Para penyeru khilafah seperti pemilik akun Facebook ‘Mas Farihin’ berandai-andai tanpa didasari tahapan berfikir dan hanya menduga-duga bahwa khilafah yang menggunakan sistem Islam akan mampu melindungi umat. Itu berbeda dengan demokrasi yang tidak dapat melindungi umat dengan dibuktikan salah satunya oleh adanya peredaran daging Babi yang dioplos ke daging Sapi. Farihin penyeru khilafah menyimpulkan demikian itu merupakan bukti bahwa pemerintah melalui sistem demokrasi tidak peduli dengan Islam. Sehingga upaya penghapusan labelisasi makanan halal pun tidak dihiraukan, akibatnya makanan haram dapat bercampur dengan makanan halal dengan mudah. Apapun problemnya, bagi orang seperti Farihin ini, khilafah solusinya. Padahal, secara historis, khilafah juga sarat dengan problem-problem yang justru menyengsarakan umat Islam.

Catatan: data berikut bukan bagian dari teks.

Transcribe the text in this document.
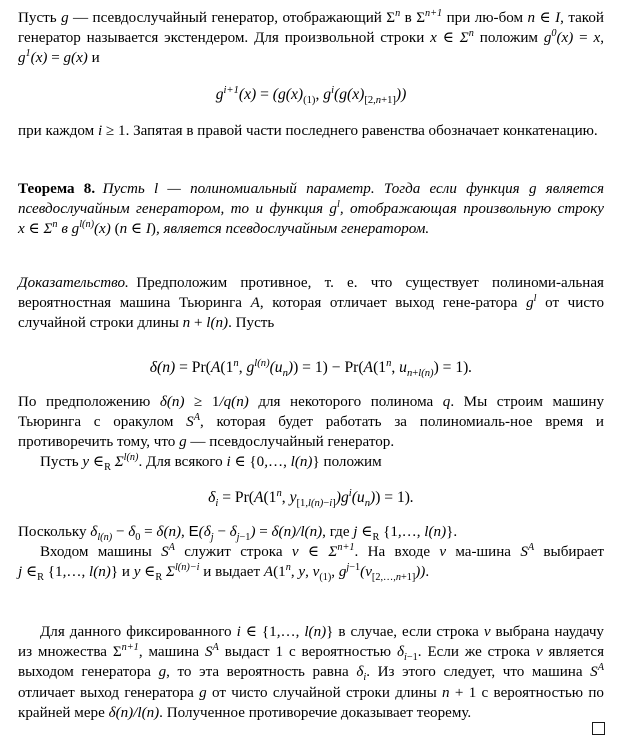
Пусть g — псевдослучайный генератор, отображающий $\Sigma^n$ в $\Sigma^{n+1}$ при лю‑бом n ∈ I, такой генератор называется экстендером. Для произвольной строки x ∈ $\Sigma^n$ положим $g^0(x) = x$, $g^1(x) = g(x)$ и

$g^{i+1}(x) = (g(x)_{(1)}$, $g^i(g(x)_{[2,n+1]})$)

при каждом i ≥ 1. Запятая в правой части последнего равенства обозначает конкатенацию.

Теорема 8. Пусть l — полиномиальный параметр. Тогда если функция g является псевдослучайным генератором, то и функция $g^l$, отображающая произвольную строку x ∈ $\Sigma^n$ в $g^{l(n)}(x)$ (n ∈ I), является псевдослучайным генератором.

Доказательство. Предположим противное, т. е. что существует полиноми‑альная вероятностная машина Тьюринга A, которая отличает выход гене‑ратора $g^l$ от чисто случайной строки длины n + l(n). Пусть

$\delta(n) = Pr(A(1^n$, $g^{l(n)}(u_n)) = 1) - Pr(A(1^n$, $u_{n+l(n)}) = 1$).

По предположению δ(n) ≥ 1/q(n) для некоторого полинома q. Мы строим машину Тьюринга с оракулом $S^A$, которая будет работать за полиномиаль‑ное время и противоречить тому, что g — псевдослучайный генератор.

Пусть y $\in_R$ $\Sigma^{l(n)}$. Для всякого i ∈ {0,…, l(n)} положим

$\delta_i = Pr(A(1^n$, $y_{[1,l(n)-i]})g^i(u_n)) = 1$).

Поскольку $\delta_{l(n)} - \delta_0 = \delta(n)$, $E(\delta_j - \delta_{j-1}) = \delta(n)/l(n)$, где j $\in_R$ {1,…, l(n)}.

Входом машины $S^A$ служит строка v ∈ $\Sigma^{n+1}$. На входе v ма‑шина $S^A$ выбирает j $\in_R$ {1,…, l(n)} и y $\in_R$ $\Sigma^{l(n)-i}$ и выдает A(1$^n$, y, $v_{(1)}$, $g^{j-1}(v_{[2,\dots,n+1]})$).

Для данного фиксированного i ∈ {1,…, l(n)} в случае, если строка v выбрана наудачу из множества $\Sigma^{n+1}$, машина $S^A$ выдаст 1 с вероятностью $\delta_{i-1}$. Если же строка v является выходом генератора g, то эта вероятность равна $\delta_i$. Из этого следует, что машина $S^A$ отличает выход генератора g от чисто случайной строки длины n + 1 с вероятностью по крайней мере δ(n)/l(n). Полученное противоречие доказывает теорему.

Khilafah bukanlah sistem yang sempurna. Karena kesempurnaan hanya milik Allah. Menyatakan khilafah merupakan sistem sempurna bisa jadi merupakan sebuah perbuatan syirik yang tidak disadari pelakunya. Sejarah mencatat khilafah juga banyak memilki borok, yang membuat umat sengsara. Sebagai umat Islam yang membaca sejarah kita sadar masa-masa khilafah penuh dengan pertikaian antar saudara, antar khalifah, dengan tujuan nafsu politik, yang korbannya banyak dari umat yang telah bersyahadat. Nadirsyah Hosen dalam buku “Islam Yes, Khilafah No!” membeberkan secara panjang kesengsaraan umat di masa khilafah karena pertikaian yang dilakukan oleh pemimpin di masa kekhilafahan. Satu di antaranya terjadi perang saudara antara Sayyidina Ali dan Siti Aisyah (perang Jamal). Perang antara istri Nabi dan menantunya ini telah mengakibatkan 18.000 sahabat gugur. Peristiwa lain juga seperti Abdullah Ibn Zubair, penguasa Mekah pada zamannya, yang dibunuh oleh Al-Hajjaj dengan cara kepalanya dipenggal dan tubuhnya disalib. Sekelumit dari bagian fakta sejarah khilafah ini membuat umat tidak diperhatikan urusan dunia maupun agamanya. Para khalifah sibuk berebut kursi kekuasaan dengan perang antar saudara.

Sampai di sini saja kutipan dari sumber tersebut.